According to the Cotton Producers and Marketers Association (CPMA) chairman, Stewart Mubonderi, the continuous rains have made it difficult for farmers to manually control weeds and pests, which can reduce the yield and quality of the crop.

“We call upon the GMB to expedite the delivery of chemicals to farmers, as the good-looking crop needs to be maintained at all costs. Farmers are also encouraged to scout their fields for pests and diseases and ensure their fields are weed-free,” he said.

Mubonderi added that farmers should also apply post-emergence herbicides to control weeds, as well as fertilizers to boost the growth of the crop.

“Yield of the crop is a function of doing the right operations at the right time. Fertilization, weeding, and chemical applications must be done timely,” he said.

The Cotton Ginners Association (CGA) acting chairman, Caos Nzenze, concurred with Mubonderi, saying that the crop was looking exceptionally good and had a promising outlook for the export market, especially in China, where the demand for lint was high.

However, he said that farmers needed to be vigilant and protect their crops from the adverse effects of the rains, which could also cause waterlogging and leaching of nutrients.

He also said that farmers who had not yet planted should continue to do so, especially in areas that had started receiving rains recently, such as Muzarabani, Chiredzi, and Uzumba.

Zimbabwe is one of the major cotton producers in Africa, exporting around 70% of its lint, with the rest consumed domestically. The government has been supporting the sector through the Presidential Cotton Input Scheme, which provides free inputs to smallholder farmers.
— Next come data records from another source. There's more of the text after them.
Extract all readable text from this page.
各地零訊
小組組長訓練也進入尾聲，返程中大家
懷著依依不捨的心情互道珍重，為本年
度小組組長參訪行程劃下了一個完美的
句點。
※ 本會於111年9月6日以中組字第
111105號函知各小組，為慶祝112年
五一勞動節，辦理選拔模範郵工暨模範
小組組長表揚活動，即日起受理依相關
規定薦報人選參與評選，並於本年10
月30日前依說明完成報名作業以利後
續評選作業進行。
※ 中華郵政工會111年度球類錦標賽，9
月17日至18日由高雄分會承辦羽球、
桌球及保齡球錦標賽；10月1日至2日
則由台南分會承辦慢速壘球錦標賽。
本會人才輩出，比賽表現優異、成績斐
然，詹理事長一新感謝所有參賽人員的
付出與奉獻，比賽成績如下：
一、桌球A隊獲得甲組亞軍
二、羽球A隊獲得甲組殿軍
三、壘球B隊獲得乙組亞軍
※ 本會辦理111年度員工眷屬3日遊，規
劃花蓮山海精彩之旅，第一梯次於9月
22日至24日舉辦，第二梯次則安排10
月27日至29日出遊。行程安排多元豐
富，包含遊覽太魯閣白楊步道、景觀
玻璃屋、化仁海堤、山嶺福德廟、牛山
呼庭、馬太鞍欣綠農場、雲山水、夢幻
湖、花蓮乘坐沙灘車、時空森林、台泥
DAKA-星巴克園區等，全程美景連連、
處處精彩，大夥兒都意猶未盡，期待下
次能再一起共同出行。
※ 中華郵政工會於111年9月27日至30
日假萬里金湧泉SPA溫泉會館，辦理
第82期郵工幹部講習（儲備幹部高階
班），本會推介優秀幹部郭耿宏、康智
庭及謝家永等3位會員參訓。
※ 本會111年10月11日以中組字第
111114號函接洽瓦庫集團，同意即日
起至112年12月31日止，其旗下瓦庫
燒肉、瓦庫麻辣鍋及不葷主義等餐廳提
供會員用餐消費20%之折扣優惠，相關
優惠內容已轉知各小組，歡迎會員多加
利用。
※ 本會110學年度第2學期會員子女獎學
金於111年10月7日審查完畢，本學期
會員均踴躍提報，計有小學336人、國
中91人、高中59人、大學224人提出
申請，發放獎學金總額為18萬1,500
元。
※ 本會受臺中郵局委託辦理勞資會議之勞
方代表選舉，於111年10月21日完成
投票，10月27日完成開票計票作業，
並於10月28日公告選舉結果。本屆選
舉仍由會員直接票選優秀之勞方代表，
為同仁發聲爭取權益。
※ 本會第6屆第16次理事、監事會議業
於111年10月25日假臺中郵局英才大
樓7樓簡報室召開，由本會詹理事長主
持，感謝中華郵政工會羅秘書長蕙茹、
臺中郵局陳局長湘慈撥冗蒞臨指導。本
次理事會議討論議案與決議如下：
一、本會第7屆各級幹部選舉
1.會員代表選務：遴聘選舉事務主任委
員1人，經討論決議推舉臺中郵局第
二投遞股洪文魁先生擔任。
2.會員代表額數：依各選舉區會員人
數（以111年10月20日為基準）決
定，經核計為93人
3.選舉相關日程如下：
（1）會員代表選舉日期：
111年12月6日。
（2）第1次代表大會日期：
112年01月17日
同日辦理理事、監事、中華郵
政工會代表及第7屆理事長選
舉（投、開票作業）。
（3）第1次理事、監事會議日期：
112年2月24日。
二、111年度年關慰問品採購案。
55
The scheme has resulted in an increase in cotton production, from 32,000 tonnes in 2016 to 101,000 tonnes in 2020, according to the Zimbabwe National Statistics Agency.

The government has also increased the foreign currency retention threshold for cotton farmers from 75% to 85%, as an incentive to produce more.

The country has set a target of 357,250 hectares for cotton production in the 2022/23 season, up from 271,286 hectares in the previous season.

As of January 19, 2023, inputs with the potential to cover 306,113 hectares had been disbursed to 212,653 growers by all contractors, representing 86% of the national target, according to the Agricultural Marketing Authority.

Cotton experts have expressed optimism that the sector will continue to grow and contribute to the economy, as well as to the livelihoods of thousands of rural families.

They have also called for more investment in value addition and beneficiation of cotton by-products, such as cooking oil, stock feed, and cosmetics, to create more jobs and income opportunities.